I’ve transferred my DNA to Living DNA, but I haven’t used their testing service. So I don’t have screenshots based on the AffyMetrix chip.
The Older Chip – Ancestry and Older Kits From Other Sites
This picture is from my one-to-many report on my Ancestry kit. The example shows my own 23andMe kit above a DNA match who has also tested with Ancestry.
The number of SNPs compared for the two Ancestry kits (i.e. with Mark) is 167,765.
This is more than double the number between Ancestry and the 23andMe GSA chip.
Different Chips, Same Company
These three matches are from the one-to-many report for my 23andMe kit on the later GSA chip.
Notice that the bottom match has a clear Overlap field with a high number of SNPs. This shows that it was tested on the same chip as my own kit.
But the other two kits are also from 23andMe. What’s going on there? Well, they must be from the older OmniExpress chip, to be that low.
One of the kits has a considerably lower Overlap than the other. I’m speculating here, but it’s possible that one kit was from 23andMe’s V4 version of OmniExpress, while the other one was on the prior V3 version. Unfortunately, I can’t tell from the date – it represents when I uploaded my kit and the comparison process completed.
Slightly Different Values, Same Chips, Same Company
Here are two Ancestry kits compared with my own Ancestry kit.
The Overlap values are nice and high, but notice that they are slightly different! As Overlap represents the total number of SNPs that are common per test, shouldn’t the two numbers be the same?
No, you’ll see small differences across tests on the same chip. This can be due to minor errors at localized areas during the testing process of a particular kit.
Pre and Post Genesis Kits
This picture illustrates several aspects that arise from kits that were uploaded to GEDmatch before and after the Genesis conversion. I’m running the report for my 23andMe GSA kit.
Let’s take it from the top.
The first kit shows”Migration-F2-A” in the Testing Company name, so we know it was uploaded from Ancestry prior to Genesis. But it’s not showing “N/A” in the Overlap column. This is because my kit (the other side of the comparison) is post-Genesis. We get an Overlap value when one or both kits were uploaded after the migration.
The second kit is also from Ancestry, but uploaded after the migration. The low overlap numbers are similar because Ancestry has stuck with OmniExpress.

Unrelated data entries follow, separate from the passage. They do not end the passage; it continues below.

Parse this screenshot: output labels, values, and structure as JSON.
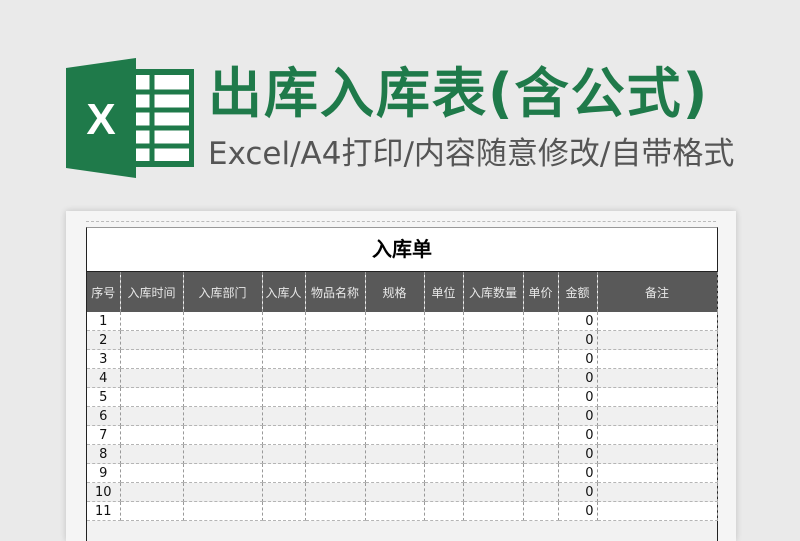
{
  "banner": {
    "title": "出库入库表(含公式)",
    "subtitle": "Excel/A4打印/内容随意修改/自带格式",
    "logo_letter": "X",
    "brand_color": "#1f7a4a"
  },
  "sheet": {
    "title": "入库单",
    "columns": [
      "序号",
      "入库时间",
      "入库部门",
      "入库人",
      "物品名称",
      "规格",
      "单位",
      "入库数量",
      "单价",
      "金额",
      "备注"
    ],
    "rows": [
      {
        "no": "1",
        "amount": "0"
      },
      {
        "no": "2",
        "amount": "0"
      },
      {
        "no": "3",
        "amount": "0"
      },
      {
        "no": "4",
        "amount": "0"
      },
      {
        "no": "5",
        "amount": "0"
      },
      {
        "no": "6",
        "amount": "0"
      },
      {
        "no": "7",
        "amount": "0"
      },
      {
        "no": "8",
        "amount": "0"
      },
      {
        "no": "9",
        "amount": "0"
      },
      {
        "no": "10",
        "amount": "0"
      },
      {
        "no": "11",
        "amount": "0"
      }
    ]
  }
}
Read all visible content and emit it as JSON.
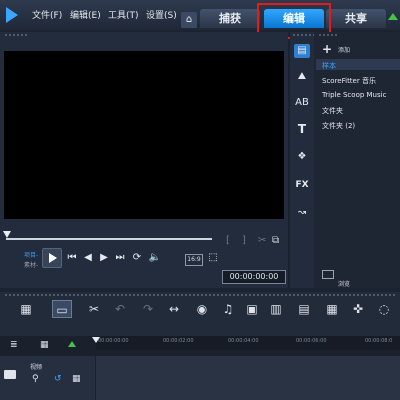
{
  "menu": {
    "file": "文件(F)",
    "edit": "编辑(E)",
    "tools": "工具(T)",
    "settings": "设置(S)"
  },
  "tabs": {
    "capture": "捕获",
    "edit": "编辑",
    "share": "共享"
  },
  "library": {
    "add_label": "添加",
    "items": [
      "样本",
      "ScoreFitter 音乐",
      "Triple Scoop Music",
      "文件夹",
      "文件夹 (2)"
    ],
    "browse_label": "浏览"
  },
  "player": {
    "mode_project": "项目-",
    "mode_clip": "素材-",
    "aspect": "16:9",
    "timecode": "00:00:00:00"
  },
  "timeline": {
    "ruler_ticks": [
      "00:00:00:00",
      "00:00:02:00",
      "00:00:04:00",
      "00:00:06:00",
      "00:00:08:0"
    ],
    "track_label": "视频"
  },
  "colors": {
    "accent": "#1e90ff",
    "highlight_box": "#e21b1b",
    "bg": "#1b2230"
  }
}
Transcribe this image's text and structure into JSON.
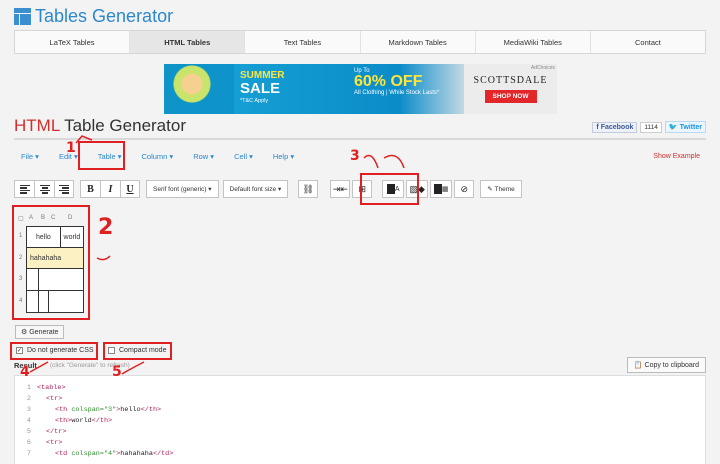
{
  "site": {
    "title": "Tables Generator"
  },
  "topnav": [
    "LaTeX Tables",
    "HTML Tables",
    "Text Tables",
    "Markdown Tables",
    "MediaWiki Tables",
    "Contact"
  ],
  "ad": {
    "summer": "SUMMER",
    "sale": "SALE",
    "tc": "*T&C Apply",
    "upto": "Up To",
    "pct": "60% OFF",
    "clothing": "All Clothing | While Stock Lasts*",
    "brand": "SCOTTSDALE",
    "shop": "SHOP NOW",
    "choices": "AdChoices"
  },
  "page": {
    "title_accent": "HTML",
    "title_rest": " Table Generator"
  },
  "social": {
    "facebook": "Facebook",
    "fb_count": "1114",
    "twitter": "Twitter"
  },
  "menubar": [
    "File ▾",
    "Edit ▾",
    "Table ▾",
    "Column ▾",
    "Row ▾",
    "Cell ▾",
    "Help ▾"
  ],
  "show_example": "Show Example",
  "toolbar": {
    "bold": "B",
    "italic": "I",
    "underline": "U",
    "font": "Serif font (generic)",
    "size": "Default font size",
    "theme": "Theme"
  },
  "editor": {
    "columns": [
      "A",
      "B",
      "C",
      "D"
    ],
    "rows": [
      "1",
      "2",
      "3",
      "4"
    ],
    "cells": {
      "hello": "hello",
      "world": "world",
      "hahahaha": "hahahaha"
    }
  },
  "generate_label": "Generate",
  "options": {
    "no_css": "Do not generate CSS",
    "compact": "Compact mode"
  },
  "result": {
    "label": "Result",
    "hint": "(click \"Generate\" to refresh)",
    "copy": "Copy to clipboard"
  },
  "code_lines": [
    {
      "n": "1",
      "indent": 0,
      "parts": [
        {
          "t": "<table>",
          "c": "tag"
        }
      ]
    },
    {
      "n": "2",
      "indent": 1,
      "parts": [
        {
          "t": "<tr>",
          "c": "tag"
        }
      ]
    },
    {
      "n": "3",
      "indent": 2,
      "parts": [
        {
          "t": "<th ",
          "c": "tag"
        },
        {
          "t": "colspan=\"3\"",
          "c": "attr"
        },
        {
          "t": ">",
          "c": "tag"
        },
        {
          "t": "hello",
          "c": "txt"
        },
        {
          "t": "</th>",
          "c": "tag"
        }
      ]
    },
    {
      "n": "4",
      "indent": 2,
      "parts": [
        {
          "t": "<th>",
          "c": "tag"
        },
        {
          "t": "world",
          "c": "txt"
        },
        {
          "t": "</th>",
          "c": "tag"
        }
      ]
    },
    {
      "n": "5",
      "indent": 1,
      "parts": [
        {
          "t": "</tr>",
          "c": "tag"
        }
      ]
    },
    {
      "n": "6",
      "indent": 1,
      "parts": [
        {
          "t": "<tr>",
          "c": "tag"
        }
      ]
    },
    {
      "n": "7",
      "indent": 2,
      "parts": [
        {
          "t": "<td ",
          "c": "tag"
        },
        {
          "t": "colspan=\"4\"",
          "c": "attr"
        },
        {
          "t": ">",
          "c": "tag"
        },
        {
          "t": "hahahaha",
          "c": "txt"
        },
        {
          "t": "</td>",
          "c": "tag"
        }
      ]
    }
  ],
  "annotations": [
    "1",
    "2",
    "3",
    "4",
    "5"
  ],
  "colors": {
    "accent": "#2b88cf",
    "red": "#d0302b",
    "highlight": "#e02020"
  }
}
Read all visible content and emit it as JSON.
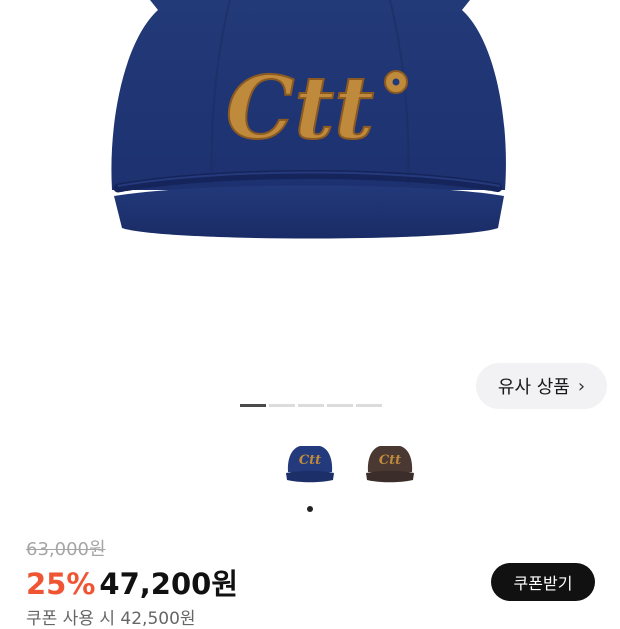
{
  "gallery": {
    "logo_text": "Ctt",
    "similar_button_label": "유사 상품",
    "similar_button_icon": "chevron-right-icon",
    "page_count": 5,
    "active_page": 1,
    "thumbnails": [
      {
        "name": "navy",
        "color": "#233b7c",
        "logo_color": "#c08a3c"
      },
      {
        "name": "brown",
        "color": "#4a3933",
        "logo_color": "#c08a3c"
      }
    ]
  },
  "pricing": {
    "original_price": "63,000원",
    "discount_rate": "25%",
    "sale_price": "47,200원",
    "coupon_button_label": "쿠폰받기",
    "coupon_note": "쿠폰 사용 시 42,500원"
  },
  "colors": {
    "discount": "#ef5533",
    "cap_navy": "#233b7c",
    "logo_felt": "#c08a3c"
  }
}
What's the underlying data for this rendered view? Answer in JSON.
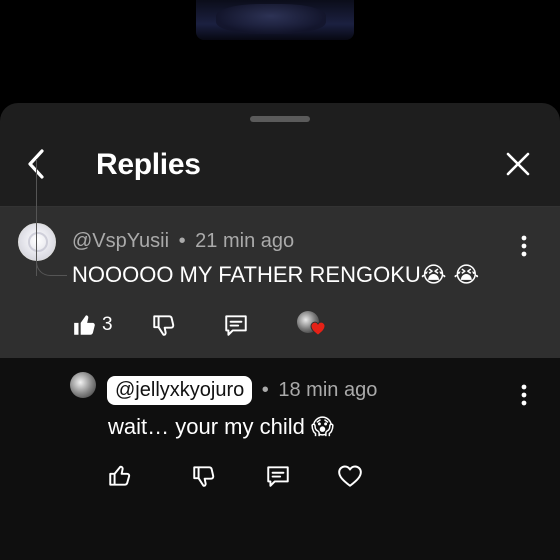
{
  "screen": {
    "title": "Replies",
    "back_icon": "chevron-left-icon",
    "close_icon": "close-icon"
  },
  "parent_comment": {
    "author": "@VspYusii",
    "separator": "•",
    "time": "21 min ago",
    "text": "NOOOOO MY FATHER RENGOKU",
    "text_emojis": "😭 😭",
    "like_count": "3",
    "creator_heart_badge": true
  },
  "reply": {
    "mention": "@jellyxkyojuro",
    "separator": "•",
    "time": "18 min ago",
    "text": "wait… your my child",
    "emoji": "😱"
  },
  "colors": {
    "sheet_bg": "#1e1e1e",
    "parent_highlight_bg": "#2f2f2f",
    "reply_bg": "#0f0f0f",
    "meta_text": "#aaaaaa",
    "heart_red": "#e62117"
  }
}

Notice how the 3rd test is in worse shape for Overlap, yet it’s the same testing company as my kit (23andMe)? That shows that the 4th test must be from when 23andMe was using the older OmniExpress chip. It was closer to Ancestry than the new 23andMe chip is to kits from the same company.

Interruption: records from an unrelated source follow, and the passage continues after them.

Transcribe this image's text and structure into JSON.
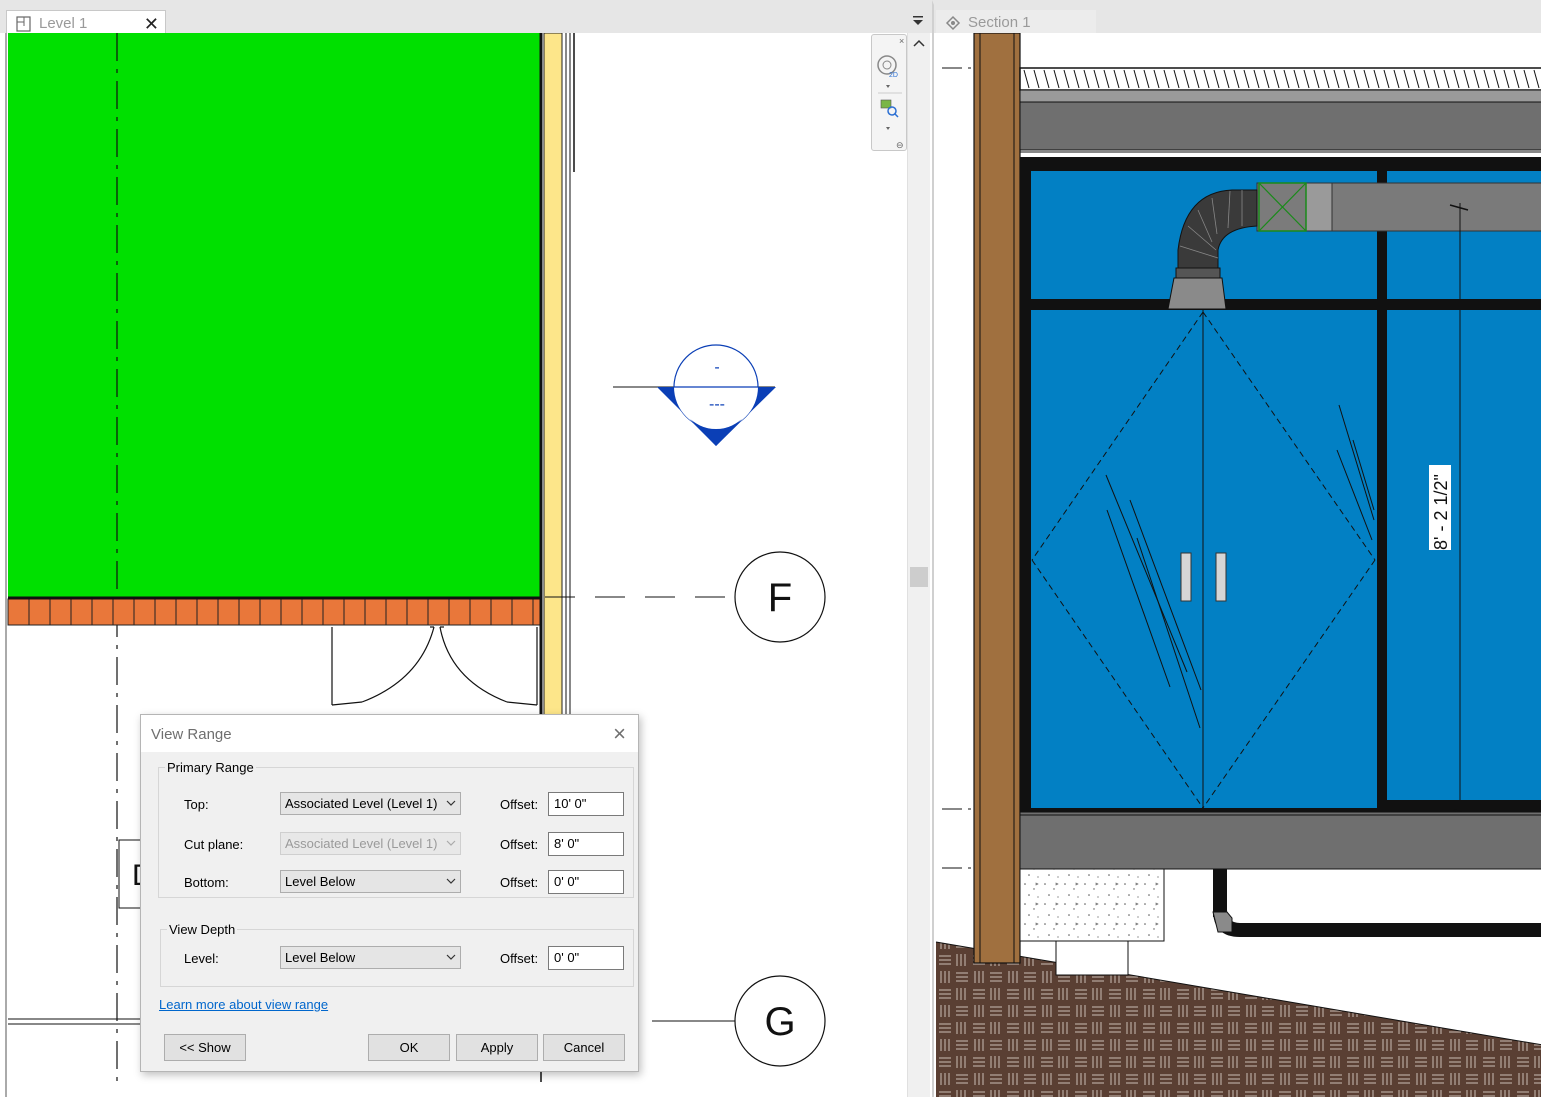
{
  "tabs": {
    "left": {
      "title": "Level 1",
      "close": "✕"
    },
    "right": {
      "title": "Section 1"
    }
  },
  "plan_view": {
    "grid_f": "F",
    "grid_g": "G",
    "tag_top": "-",
    "tag_bottom": "---",
    "room_tag_partial": "D",
    "colors": {
      "room_fill": "#00e000",
      "brick": "#e9773a",
      "wall": "#fde68a"
    }
  },
  "section_view": {
    "dimension": "8' - 2 1/2\"",
    "colors": {
      "glass": "#0280c4",
      "soil": "#5a3f33",
      "wood_column": "#a0703f",
      "duct": "#6f6f6f"
    }
  },
  "dialog": {
    "title": "View Range",
    "close": "×",
    "primary_range": {
      "label": "Primary Range",
      "top": {
        "label": "Top:",
        "value": "Associated Level (Level 1)",
        "offset_label": "Offset:",
        "offset": "10'  0\""
      },
      "cut_plane": {
        "label": "Cut plane:",
        "value": "Associated Level (Level 1)",
        "offset_label": "Offset:",
        "offset": "8'  0\""
      },
      "bottom": {
        "label": "Bottom:",
        "value": "Level Below",
        "offset_label": "Offset:",
        "offset": "0'  0\""
      }
    },
    "view_depth": {
      "label": "View Depth",
      "level": {
        "label": "Level:",
        "value": "Level Below",
        "offset_label": "Offset:",
        "offset": "0'  0\""
      }
    },
    "learn_more": "Learn more about view range",
    "buttons": {
      "show": "<< Show",
      "ok": "OK",
      "apply": "Apply",
      "cancel": "Cancel"
    }
  }
}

And finally, we have a MyHeritage kit with a high Overlap value. It must be on the GSA chip!
Using The GEDmatch Overlap Cutoff Threshold
GEDmatch provides a filter to set a threshold for the Overlap value. The drop-down filter is way over on the right of the One-To-Many report page.

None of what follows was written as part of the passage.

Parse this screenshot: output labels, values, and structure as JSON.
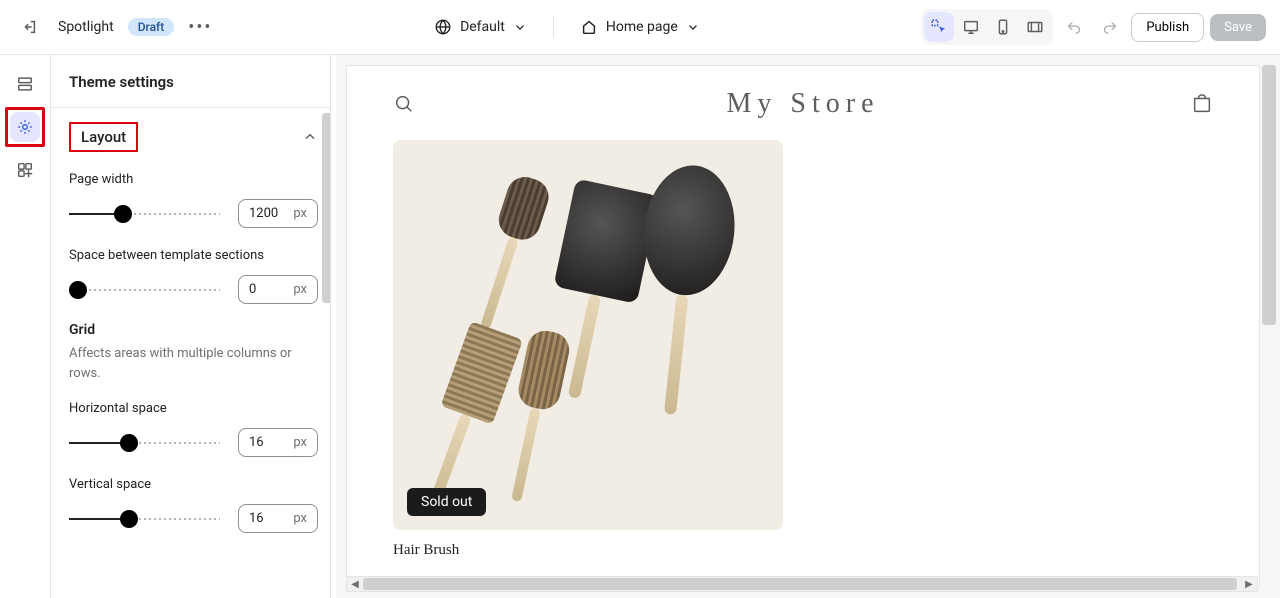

I’m far more likely to use the cM or offset filters on this page. But if you want to ignore low Overlap matches, this one is for you!
Other Articles on GEDmatch
You may have noticed there’s not a huge amount of documentation on the GEDmatch website. We’ve got a growing category of GEDmatch articles – you can check out the current list here.
We’ve also got a GEDmatch playlist on our YouTube channel. Two of our more popular videos are on comparing your DNA to Neanderthal and ancient Irish DNA kits on GEDmatch. You’ll find them in the playlist!
5 thoughts on “What Is Overlap On GEDmatch – An Illustrated Guide”
Just one problem. You write “The number of SNPs compared for the two Ancestry kits (i.e. with Mark) is 167,765.”, based on the overlap field. However, my second cousin and I both tested relatively recently on Ancestry, and we both uploaded to GEDmatch. The overlap field shows 211851 for our kits. But when I look at the one to one comparison for the two of us, it says “455469 SNPs used for this comparison”. So I have to say I don’t totally believe the explanation of the overlap field that I have see at here and at family history fanatics on youtube.
Interesting numbers – thanks for posting the details. The GEDmatch calculations are proprietary, and we all can only interpret what’s in front of us.